The court held that an order for sale was “necessary” in order to preserve the “asset”, the disponent owner’s right to detain possession of the Cargo. The vessel was in international waters in the Bay of Bengal and the crew had been on board the vessel for almost four months, and some were falling ill. There was a lack of fresh food, water and medical supplies and overheating of the cargo of coal had been detected, with the risk of self-ignition should it continue to remain in the Vessel’s holds, a dire situation exacerbated by the monsoon season. The shipowners had been willing to exercise their lien under the bill of lading but the court noted that they would have been obliged to do so by reason of the employment clause in the time charter.

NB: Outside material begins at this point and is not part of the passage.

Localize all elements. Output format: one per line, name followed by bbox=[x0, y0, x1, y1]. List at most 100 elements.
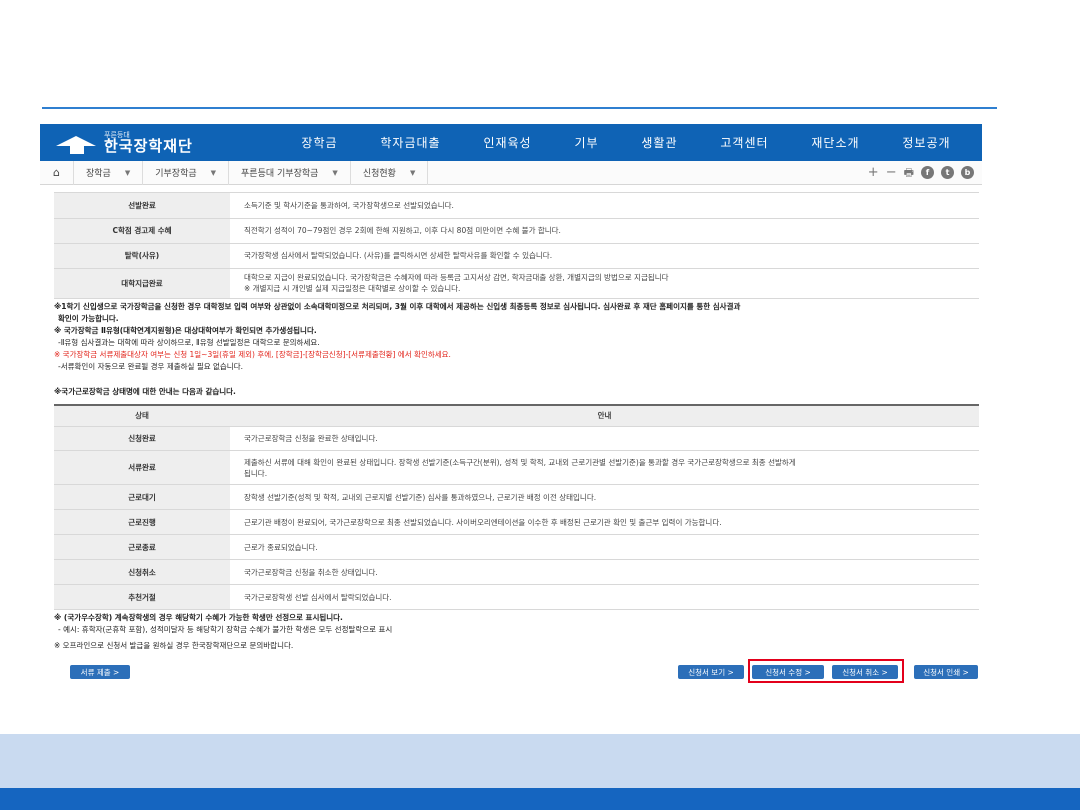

We are all familiar with the ‘Italian Torpedo’ where a party to a contract containing an arbitration clause commences proceedings in a jurisdiction which will not recognise its effect. The Africa Reefer  EWHC 1950 (Comm), provides a salutary lesson against overconfidence that one’s chosen court will, indeed, determine that arbitration does not apply.

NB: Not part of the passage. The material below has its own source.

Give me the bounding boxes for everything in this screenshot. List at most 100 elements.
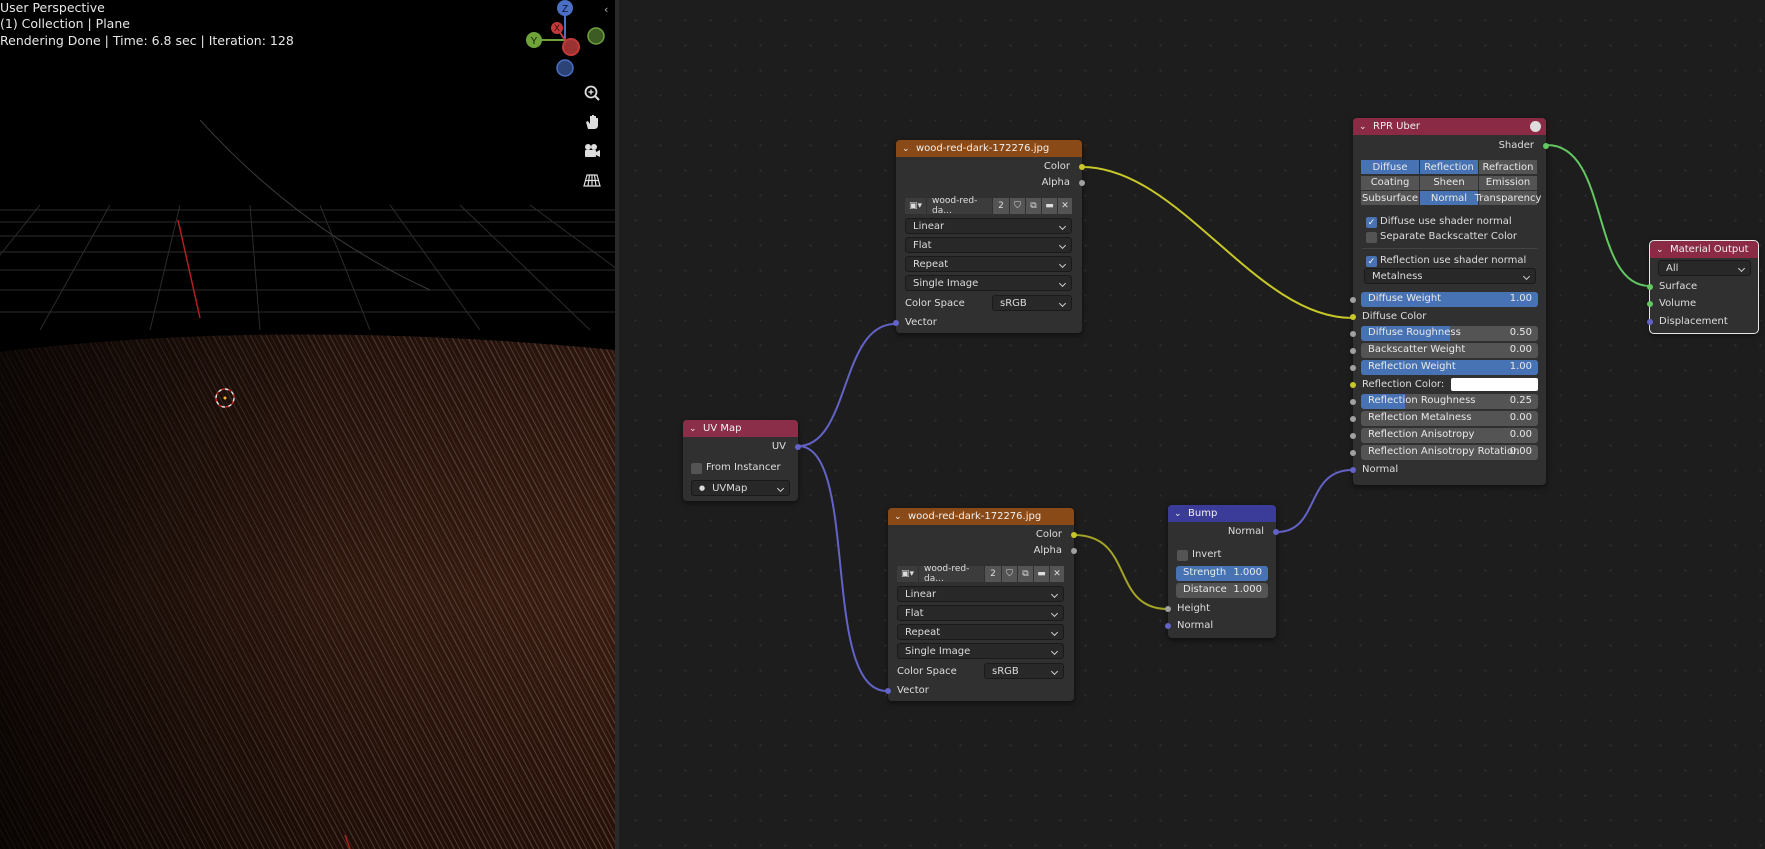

Pears were carried from Argentina to Antwerp under a bill of lading incorporating a charterparty subject to London arbitration. The bill of lading was subject to the Hague-Visby Rules and a one year time limit. The claimants commenced proceedings in Belgium and the parties awaited the final report of the court surveyor. After this was produced the defendant, in November 2012, served a defence objecting to the jurisdiction of the Belgian courts on the grounds that the dispute was subject to London arbitration. The claimants took no steps to commence arbitration, confident that it would succeed on this point under article 96 of the Belgian Private International Code and article 91 of the Belgian Maritime Law. Much to their surprise, in 2014 the Belgian court found for the defendant.
In 2015 the claimants sought an extension of time of three years and eight months for commencing arbitration relying on s.12(3) (b) of the Arbitration Act 1996 which provides for the court to order that an extension be given where: “the conduct of one party makes it unjust to hold the other party to the strict terms of the provision in question”. Burton J declined to grant the requested extension. There was no conduct by the defendants upon which the claimants could rely which made it unjust to hold the claimants to the one year time limit. The defendants had been entitled under Belgian law to participate in the Belgian proceedings up until the time when they raised the jurisdiction objection in November 2012, and it was common ground that by doing so the defendants had not waived their right to claim arbitration. Thereafter, the claimants took no steps to commence arbitration until their rude awakening in 2014 when the Belgian court found for the defendant.